Хотя начнется всё издалека – с искусства.

ГЛАВА ПЕРВАЯ. ИСКУССТВО

Аттестат Петра Первого





В мае 1697 года русский царь Петр на время покидает Великое посольство и морем отправляется в город Кенигсберг. Послы неспешно следуют намеченным маршрутом посуху, и поэтому, дабы не терять времени даром, Петр решает заняться изучением артиллерии под руководством прусского инженера Штейтнера фон Штернфельда. Позже, по возвращении в Москву, царь получает аттестат следующего содержания:

Я, Генрих Штейтнер-фон-Штернфельд, священно-Римской империи благородный дворянин, его пресветлости курфюрста Бранденбургского над главной и полевой артиллерией благоучрежденный полковник, над всеми крепостями Прусского княжества верховный инженер, свидетельствую, что предъявитель сего московский кавалер, именем господин Петр Михайлов, в минувшем году был здесь, в Кенигсберге, благоизволил дать мне знать, что желает он изучать огнестрельное искусство, в особенности метание бомб, каркасов и гранат под моим руководством и наставлением. Я тем охотнее согласился удовлетворить его желание, что видел в нем высокопохвальное рвение к столь необходимому искусству, которым опытный офицер может заслужить благосклонность высоких монархов, и при первом разговоре с немалым удивлением заметил, какая понятливая особа ищет моего содействия. Начало предвещало доброе исполнение, и я тем ревностнее, без потери времени, как здесь, в Кенигсберге, так и в приморской крепости Пиллау, ежедневно господина Петра Михайлова не только в теории науки, но и в практике частыми работами собственных рук его обучал и упражнял; в том и другом случае в непродолжительное время, к общему изумлению, он такие оказал успехи и такие приобрел сведения, что везде за исправного, осторожного, благоискусного, мужественного и бесстрашного огнестрельного мастера и художника признаваем и почитаем быть может. В чем сим свидетельством явственно и непреложно удостоверяю. Посему ко всем высшего и низшего звания, всякого чина и состояния лицам обещаю мое покорнейшее, подданейшее, послушнейшее служебное и приятное прошение, того прежде помянутого господина Петра Михайлова признавать за совершенного, в метании бомб осторожного и искусного огнестрельного художника, и ему, во внимании к его отличным сведениям, оказывать всевозможное вспоможение и приятную благосклонность; за что я со своей стороны буду признателен. Для подлинного удостоверения сие свидетельство я подписал собственною рукой и наивящше укрепил своей фамильной шляхетною вислою печатью.

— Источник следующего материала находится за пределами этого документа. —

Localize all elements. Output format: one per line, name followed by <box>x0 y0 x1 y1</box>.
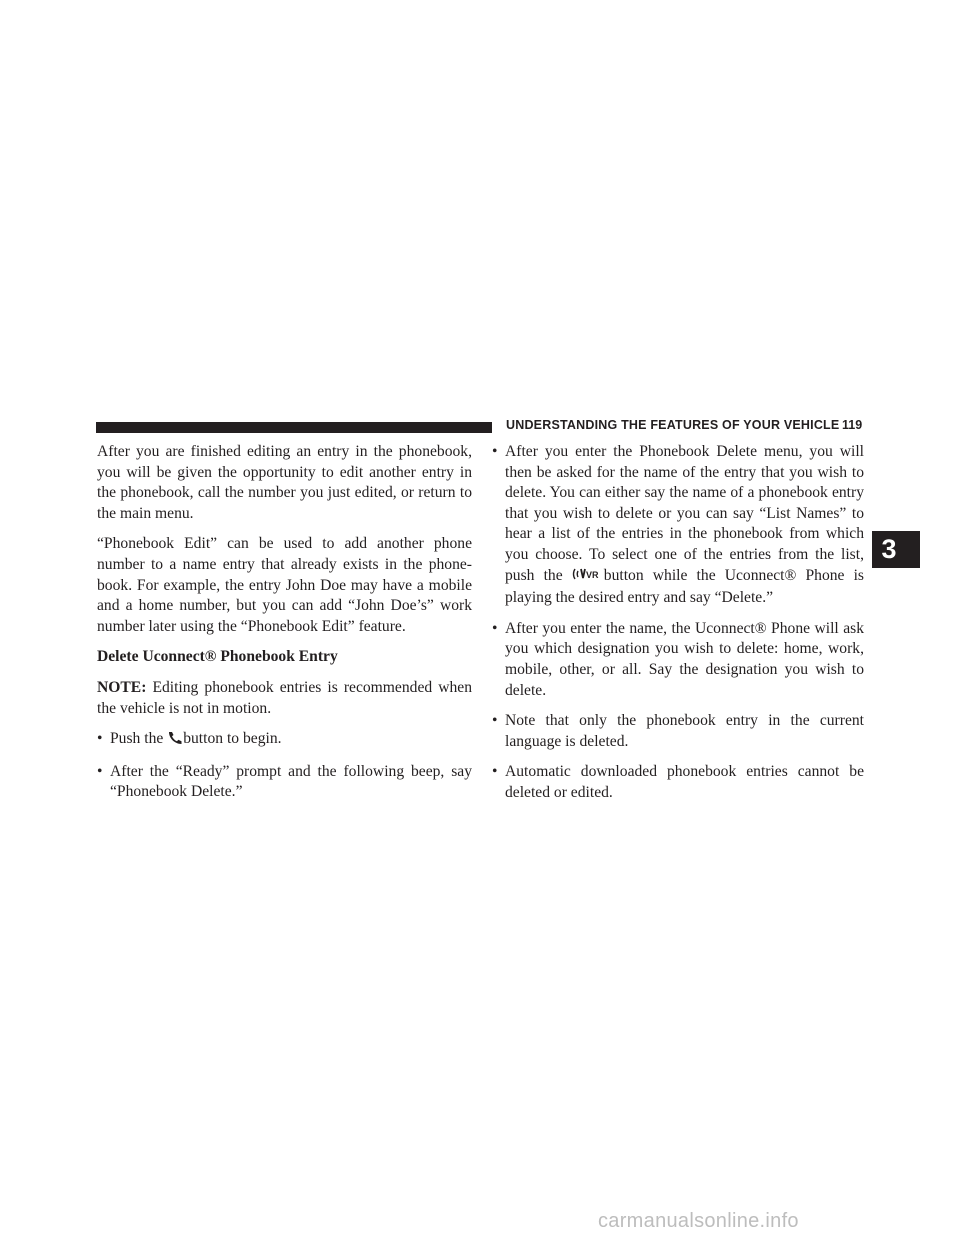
svg-text:VR: VR <box>585 569 599 580</box>
watermark: carmanualsonline.info <box>598 1210 799 1232</box>
paragraph-after-editing: After you are finished editing an entry in the phonebook, you will be given the opportunity to edit another entry in the phonebook, call the number you just edited, or return to the main menu. <box>97 443 472 522</box>
bullet-dot: • <box>97 730 103 748</box>
bullet-dot: • <box>492 443 498 460</box>
phone-icon <box>167 731 183 752</box>
bullet-text-pre: After you enter the Phonebook Delete menu, you will then be asked for the name of the entry that you wish to delete. You can either say the name of a phonebook entry that you wish to delete or you can say “List Names” to hear a list of the entries in the phonebook from which you choose. To select one of the entries from the list, push the <box>505 443 864 584</box>
section-header-title: UNDERSTANDING THE FEATURES OF YOUR VEHICLE <box>506 418 840 432</box>
bullet-text: Note that only the phonebook entry in the current language is deleted. <box>505 712 864 750</box>
list-item <box>97 729 472 752</box>
right-column <box>492 442 864 814</box>
note-label: NOTE: <box>97 678 147 696</box>
bullet-dot: • <box>492 619 498 637</box>
header-rule <box>96 422 492 433</box>
list-item <box>492 711 864 752</box>
bullet-dot: • <box>97 762 103 780</box>
list-item <box>492 442 864 609</box>
left-column <box>97 442 472 813</box>
list-item <box>97 762 472 803</box>
bullet-text: After you enter the name, the Uconnect® Phone will ask you which designation you wish to delete: home, work, mobile, other, or all. Say the designation you wish to delete. <box>505 619 864 699</box>
bullet-dot: • <box>492 763 498 781</box>
bullet-text-post: button to begin. <box>183 730 282 748</box>
bullet-text: After the “Ready” prompt and the following beep, say “Phonebook Delete.” <box>110 762 472 801</box>
paragraph-phonebook-edit: “Phonebook Edit” can be used to add another phone number to a name entry that already exists in the phone- book. For example, the entry John Doe may have a mobile and a home number, but you can add “John Doe’s” work number later using the “Phonebook Edit” feature. <box>97 535 472 635</box>
bullet-text-pre: Push the <box>110 730 164 748</box>
page-number: 119 <box>842 418 863 432</box>
voice-command-icon <box>572 566 604 589</box>
list-item <box>492 762 864 803</box>
bullet-text: Automatic downloaded phonebook entries cannot be deleted or edited. <box>505 763 864 801</box>
section-heading: Delete Uconnect® Phonebook Entry <box>97 648 338 666</box>
list-item <box>492 619 864 701</box>
chapter-tab: 3 <box>872 531 920 568</box>
bullet-dot: • <box>492 712 498 730</box>
bullet-text-post: button while the Uconnect® Phone is playing the desired entry and say “Delete.” <box>505 566 864 607</box>
note-paragraph <box>97 678 472 719</box>
note-text: Editing phonebook entries is recommended when the vehicle is not in motion. <box>97 678 472 717</box>
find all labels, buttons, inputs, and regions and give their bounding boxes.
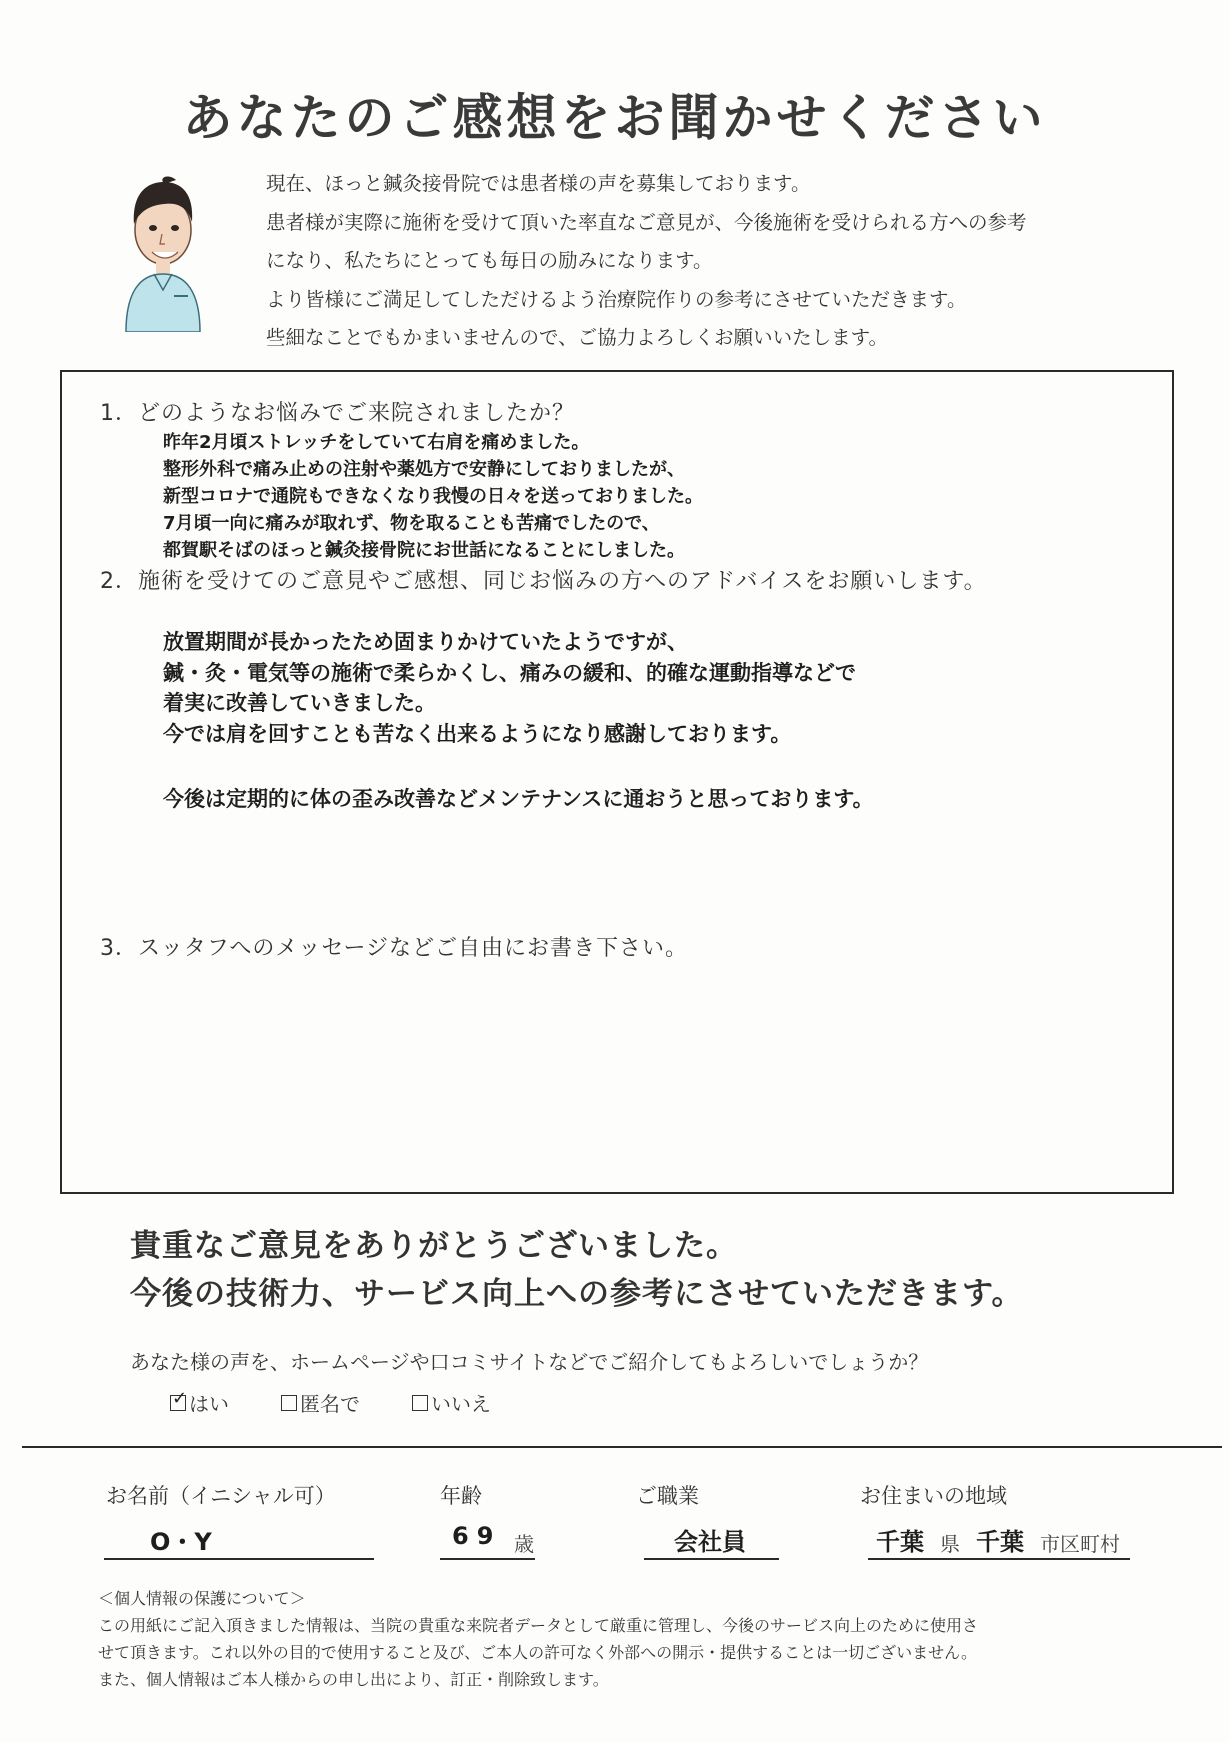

Дано в Кенигсберге, в Пруссах, 2 сентября 1698 года.

Если отвлечься от высот литературного стиля и произвести несложные арифметические подсчеты, то окажется, что в этом документе слово «наука» встречается лишь однажды, тогда как слова «искусство» и «художник» – по два раза каждое. Это может показаться несколько странным, ведь, как уже говорилось выше, Петр обучался вовсе не живописи, а осваивал мастерство инженера-артиллериста. Термин «художник» кажется тут неуместным, однако, в старых текстах слова часто имеют иные значения, чем это принято сегодня. Впрочем, некоторую ясность мы сможем получить, если разберемся с этимологией упомянутых понятий.

Об изначальном понятии искусства

Само слово «художник» восходит к древнегерманскому слову, означающему человека, умеющего что-либо делать руками. Родственным тут является английское слово «hand» (рука). Можно сказать, что художник – это буквально «рукодельник», а в широком смысле – деятель искусства. Однако, с самим словом «искусство» разобраться будет уже не так просто.